So in the last few posts, I’ve been talking about Jets. I’ve also touched on ways to identify a specific type of jet: the b-Jet. Recall, a b-Jet is a jet that is produced as a result of the hadronization of a b or anti-b quark (termed bbar or simply b).
I also outlined some properties of B-Hadrons (see the second link above). So let’s start to put these properties to good use and flesh out one of the standard B-Taggers used by high energy physicists, namely the Track Counting (TC) Algorithm.
(Again, you may click on any of the below images to enlarge them further).
One Track, Two Track, Three Track, Four!?
In my previous post I stated that a B-Hadron will produce roughly five charged particles per decay. These charged particles will then leave a track within the Silicon Tracker of CMS. So if a jet is a b-jet, it will have more high impact parameter tracks then a jet produced from the hadronization of a light quark or gluon.
The Track Counting approach is actually rather simple, physicists require a jet to have at least N tracks (for some integer N). In CMS we take N to usually be 3, but I will explain why in more detail below. However, we don’t use all of a jet’s tracks in the TC Algorithm. We require the tracks used to be of “high quality”.
But what does that mean? How do you judge the “quality” of a track? The answer is information, how much the detector knows about the particle that made that track. This comes about in the form of how many hits a particle left within the silicon tracker as it traveled (these hits are then used to make the track). If the particle left more hits in the tracker it means higher track quality. Here’s an example of two tracks, the one on the left has more then 10 hits in the tracker, while the one on the right has only 5. So, the left track is of higher quality.

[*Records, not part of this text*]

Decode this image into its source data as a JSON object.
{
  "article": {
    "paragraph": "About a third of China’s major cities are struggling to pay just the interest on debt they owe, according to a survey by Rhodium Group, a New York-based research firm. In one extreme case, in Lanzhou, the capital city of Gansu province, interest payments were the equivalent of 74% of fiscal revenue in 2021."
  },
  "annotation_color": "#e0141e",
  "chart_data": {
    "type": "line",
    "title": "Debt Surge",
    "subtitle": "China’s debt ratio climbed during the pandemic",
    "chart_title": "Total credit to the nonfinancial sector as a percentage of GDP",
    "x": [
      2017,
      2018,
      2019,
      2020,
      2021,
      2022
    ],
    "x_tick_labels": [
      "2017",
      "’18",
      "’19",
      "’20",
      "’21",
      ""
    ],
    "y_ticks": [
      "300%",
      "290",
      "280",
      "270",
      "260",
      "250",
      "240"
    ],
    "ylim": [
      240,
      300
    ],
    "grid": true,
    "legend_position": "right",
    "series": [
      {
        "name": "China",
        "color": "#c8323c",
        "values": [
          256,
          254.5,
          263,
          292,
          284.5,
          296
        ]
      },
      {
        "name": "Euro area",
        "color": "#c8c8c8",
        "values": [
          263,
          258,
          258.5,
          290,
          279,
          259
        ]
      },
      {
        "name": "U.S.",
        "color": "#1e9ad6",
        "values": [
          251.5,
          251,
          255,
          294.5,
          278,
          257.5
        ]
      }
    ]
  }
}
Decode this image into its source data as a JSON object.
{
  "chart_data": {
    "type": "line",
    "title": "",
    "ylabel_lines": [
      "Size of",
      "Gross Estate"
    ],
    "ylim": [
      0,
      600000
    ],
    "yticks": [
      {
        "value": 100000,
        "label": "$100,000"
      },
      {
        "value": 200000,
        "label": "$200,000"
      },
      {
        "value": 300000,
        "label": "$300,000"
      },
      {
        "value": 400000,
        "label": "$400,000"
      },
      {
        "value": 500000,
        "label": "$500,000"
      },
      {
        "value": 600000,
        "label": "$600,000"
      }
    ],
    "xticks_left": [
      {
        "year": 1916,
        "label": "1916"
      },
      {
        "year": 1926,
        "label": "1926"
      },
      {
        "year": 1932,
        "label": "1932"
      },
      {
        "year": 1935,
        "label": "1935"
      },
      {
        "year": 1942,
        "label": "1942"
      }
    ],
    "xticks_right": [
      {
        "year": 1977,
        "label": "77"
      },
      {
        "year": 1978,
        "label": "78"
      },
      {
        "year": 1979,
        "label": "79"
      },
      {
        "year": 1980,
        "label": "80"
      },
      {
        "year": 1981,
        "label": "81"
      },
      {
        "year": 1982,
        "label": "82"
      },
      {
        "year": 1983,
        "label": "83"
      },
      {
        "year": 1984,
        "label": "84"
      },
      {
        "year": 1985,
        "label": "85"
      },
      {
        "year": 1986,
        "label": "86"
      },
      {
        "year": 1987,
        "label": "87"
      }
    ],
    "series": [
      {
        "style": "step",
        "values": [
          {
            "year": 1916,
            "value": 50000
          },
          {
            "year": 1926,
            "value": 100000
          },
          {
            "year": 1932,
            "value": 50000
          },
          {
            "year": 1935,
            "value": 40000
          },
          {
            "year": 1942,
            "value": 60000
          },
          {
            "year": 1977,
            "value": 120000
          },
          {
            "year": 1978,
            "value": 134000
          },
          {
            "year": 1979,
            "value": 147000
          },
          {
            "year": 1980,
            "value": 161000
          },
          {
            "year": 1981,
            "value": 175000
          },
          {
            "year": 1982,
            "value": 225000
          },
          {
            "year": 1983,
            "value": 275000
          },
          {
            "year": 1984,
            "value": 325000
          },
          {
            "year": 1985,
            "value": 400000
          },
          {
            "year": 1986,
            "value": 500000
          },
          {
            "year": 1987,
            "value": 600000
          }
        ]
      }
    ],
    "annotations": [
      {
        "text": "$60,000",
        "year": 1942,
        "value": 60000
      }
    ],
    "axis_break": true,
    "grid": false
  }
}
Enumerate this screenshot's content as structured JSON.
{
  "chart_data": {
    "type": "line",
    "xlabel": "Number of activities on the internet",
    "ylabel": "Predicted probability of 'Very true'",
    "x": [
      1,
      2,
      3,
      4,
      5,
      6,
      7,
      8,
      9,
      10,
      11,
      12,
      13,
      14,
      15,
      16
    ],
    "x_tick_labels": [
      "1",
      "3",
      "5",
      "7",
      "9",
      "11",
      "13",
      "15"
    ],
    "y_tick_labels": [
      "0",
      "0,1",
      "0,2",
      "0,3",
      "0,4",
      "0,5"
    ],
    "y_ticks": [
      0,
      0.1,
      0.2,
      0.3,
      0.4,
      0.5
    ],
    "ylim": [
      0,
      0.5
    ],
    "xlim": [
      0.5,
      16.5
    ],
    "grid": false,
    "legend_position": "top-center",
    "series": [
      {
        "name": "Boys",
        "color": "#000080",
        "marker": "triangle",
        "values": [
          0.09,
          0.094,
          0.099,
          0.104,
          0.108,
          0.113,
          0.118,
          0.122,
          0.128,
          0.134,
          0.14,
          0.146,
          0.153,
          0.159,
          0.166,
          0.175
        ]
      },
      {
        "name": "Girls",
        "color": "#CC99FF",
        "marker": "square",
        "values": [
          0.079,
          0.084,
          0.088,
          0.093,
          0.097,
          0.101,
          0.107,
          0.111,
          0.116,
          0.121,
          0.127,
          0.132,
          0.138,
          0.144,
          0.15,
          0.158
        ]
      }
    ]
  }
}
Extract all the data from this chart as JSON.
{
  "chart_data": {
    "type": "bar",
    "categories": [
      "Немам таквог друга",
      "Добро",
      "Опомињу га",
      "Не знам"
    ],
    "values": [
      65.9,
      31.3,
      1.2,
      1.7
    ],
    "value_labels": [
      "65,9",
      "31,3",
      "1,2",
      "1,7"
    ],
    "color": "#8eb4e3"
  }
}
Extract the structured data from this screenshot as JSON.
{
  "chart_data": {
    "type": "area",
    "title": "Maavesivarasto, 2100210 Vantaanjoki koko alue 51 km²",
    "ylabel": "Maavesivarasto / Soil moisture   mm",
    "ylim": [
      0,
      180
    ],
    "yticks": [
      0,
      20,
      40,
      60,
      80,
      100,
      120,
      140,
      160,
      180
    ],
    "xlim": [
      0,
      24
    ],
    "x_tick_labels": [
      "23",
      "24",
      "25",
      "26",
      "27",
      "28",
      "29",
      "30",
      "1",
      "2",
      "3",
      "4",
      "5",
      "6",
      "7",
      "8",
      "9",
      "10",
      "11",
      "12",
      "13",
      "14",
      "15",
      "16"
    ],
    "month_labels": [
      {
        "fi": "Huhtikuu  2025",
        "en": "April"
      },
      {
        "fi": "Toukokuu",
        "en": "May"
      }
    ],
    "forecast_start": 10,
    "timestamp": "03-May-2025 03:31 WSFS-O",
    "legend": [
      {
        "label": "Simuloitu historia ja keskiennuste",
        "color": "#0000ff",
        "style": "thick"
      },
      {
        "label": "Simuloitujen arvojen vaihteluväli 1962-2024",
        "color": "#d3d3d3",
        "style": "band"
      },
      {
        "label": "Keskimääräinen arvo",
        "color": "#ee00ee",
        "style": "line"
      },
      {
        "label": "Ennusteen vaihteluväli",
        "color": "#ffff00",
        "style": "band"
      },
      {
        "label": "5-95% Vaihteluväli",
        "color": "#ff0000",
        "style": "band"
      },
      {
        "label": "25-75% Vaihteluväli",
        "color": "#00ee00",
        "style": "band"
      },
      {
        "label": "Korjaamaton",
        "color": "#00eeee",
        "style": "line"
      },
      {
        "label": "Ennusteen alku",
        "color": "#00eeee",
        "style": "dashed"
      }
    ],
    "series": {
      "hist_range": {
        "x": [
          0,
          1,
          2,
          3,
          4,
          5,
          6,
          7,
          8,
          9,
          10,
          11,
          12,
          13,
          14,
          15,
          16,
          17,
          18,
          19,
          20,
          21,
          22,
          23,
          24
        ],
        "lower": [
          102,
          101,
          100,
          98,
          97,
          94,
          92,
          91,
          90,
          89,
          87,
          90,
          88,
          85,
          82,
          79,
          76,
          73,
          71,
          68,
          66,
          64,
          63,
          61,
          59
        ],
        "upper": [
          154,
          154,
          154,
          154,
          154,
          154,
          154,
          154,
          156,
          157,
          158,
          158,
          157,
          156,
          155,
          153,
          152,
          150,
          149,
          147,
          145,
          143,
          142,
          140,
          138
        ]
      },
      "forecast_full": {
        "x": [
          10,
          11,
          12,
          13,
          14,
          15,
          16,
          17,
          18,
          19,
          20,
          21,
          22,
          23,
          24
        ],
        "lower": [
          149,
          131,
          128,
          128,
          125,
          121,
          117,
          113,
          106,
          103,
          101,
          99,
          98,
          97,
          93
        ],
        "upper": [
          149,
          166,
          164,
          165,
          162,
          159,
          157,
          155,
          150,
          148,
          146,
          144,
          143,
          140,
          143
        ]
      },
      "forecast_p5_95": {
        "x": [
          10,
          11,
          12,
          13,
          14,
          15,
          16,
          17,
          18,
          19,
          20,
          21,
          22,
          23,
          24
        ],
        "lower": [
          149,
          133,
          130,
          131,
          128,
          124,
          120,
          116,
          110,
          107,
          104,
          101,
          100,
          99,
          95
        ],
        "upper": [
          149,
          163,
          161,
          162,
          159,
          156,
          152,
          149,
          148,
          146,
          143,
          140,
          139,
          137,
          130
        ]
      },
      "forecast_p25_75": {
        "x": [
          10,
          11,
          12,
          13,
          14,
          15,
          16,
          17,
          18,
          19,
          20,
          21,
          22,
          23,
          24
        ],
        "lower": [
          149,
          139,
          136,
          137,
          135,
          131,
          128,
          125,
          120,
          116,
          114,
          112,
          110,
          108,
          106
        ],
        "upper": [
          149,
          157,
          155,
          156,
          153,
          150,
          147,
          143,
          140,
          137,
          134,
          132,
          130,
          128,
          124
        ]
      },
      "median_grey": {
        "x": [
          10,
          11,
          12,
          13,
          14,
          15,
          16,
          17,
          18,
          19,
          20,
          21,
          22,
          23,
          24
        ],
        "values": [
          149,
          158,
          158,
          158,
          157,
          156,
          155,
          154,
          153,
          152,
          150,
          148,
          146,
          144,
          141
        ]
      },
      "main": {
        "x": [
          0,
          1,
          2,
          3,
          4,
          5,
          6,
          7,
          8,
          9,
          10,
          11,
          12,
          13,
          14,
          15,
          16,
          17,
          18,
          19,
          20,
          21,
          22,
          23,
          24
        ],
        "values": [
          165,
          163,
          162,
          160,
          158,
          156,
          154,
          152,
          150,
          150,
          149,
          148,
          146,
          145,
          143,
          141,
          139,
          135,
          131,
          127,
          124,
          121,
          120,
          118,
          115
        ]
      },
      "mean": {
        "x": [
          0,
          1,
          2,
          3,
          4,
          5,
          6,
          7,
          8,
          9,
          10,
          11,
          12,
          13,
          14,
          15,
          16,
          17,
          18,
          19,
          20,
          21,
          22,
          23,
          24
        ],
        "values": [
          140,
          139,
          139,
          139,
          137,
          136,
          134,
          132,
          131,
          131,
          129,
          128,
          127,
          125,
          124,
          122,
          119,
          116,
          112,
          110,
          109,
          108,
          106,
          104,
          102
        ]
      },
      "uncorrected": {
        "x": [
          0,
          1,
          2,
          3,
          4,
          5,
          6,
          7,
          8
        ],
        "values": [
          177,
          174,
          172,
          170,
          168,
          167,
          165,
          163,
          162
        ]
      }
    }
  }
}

Here the blue dot at the start of each track represents the location of the primary vertex (the point where the proton-proton collision occurred). The track itself is represented by the green line. The track’s hits in Silicon Tracker of CMS are represented by the blue rectangles (each rectangle is a piece of the Silicon Tracker).
A Measurement of Impact
Now that we have a collection of high quality tracks belonging to a jet, how do I use them to test if the jet is a b-Jet or not? We look at something called the impact parameter, or the distance between the primary vertex and the closest approach to the track. A visualization will help with understanding this:
The track is represented by the dotted blue line. And this track belongs to a jet (with a direction given by the green arrow). This Jet direction represents the direction of the jet’s cone within the detector (see the first link above to get an idea of what a jet cone is like in CMS).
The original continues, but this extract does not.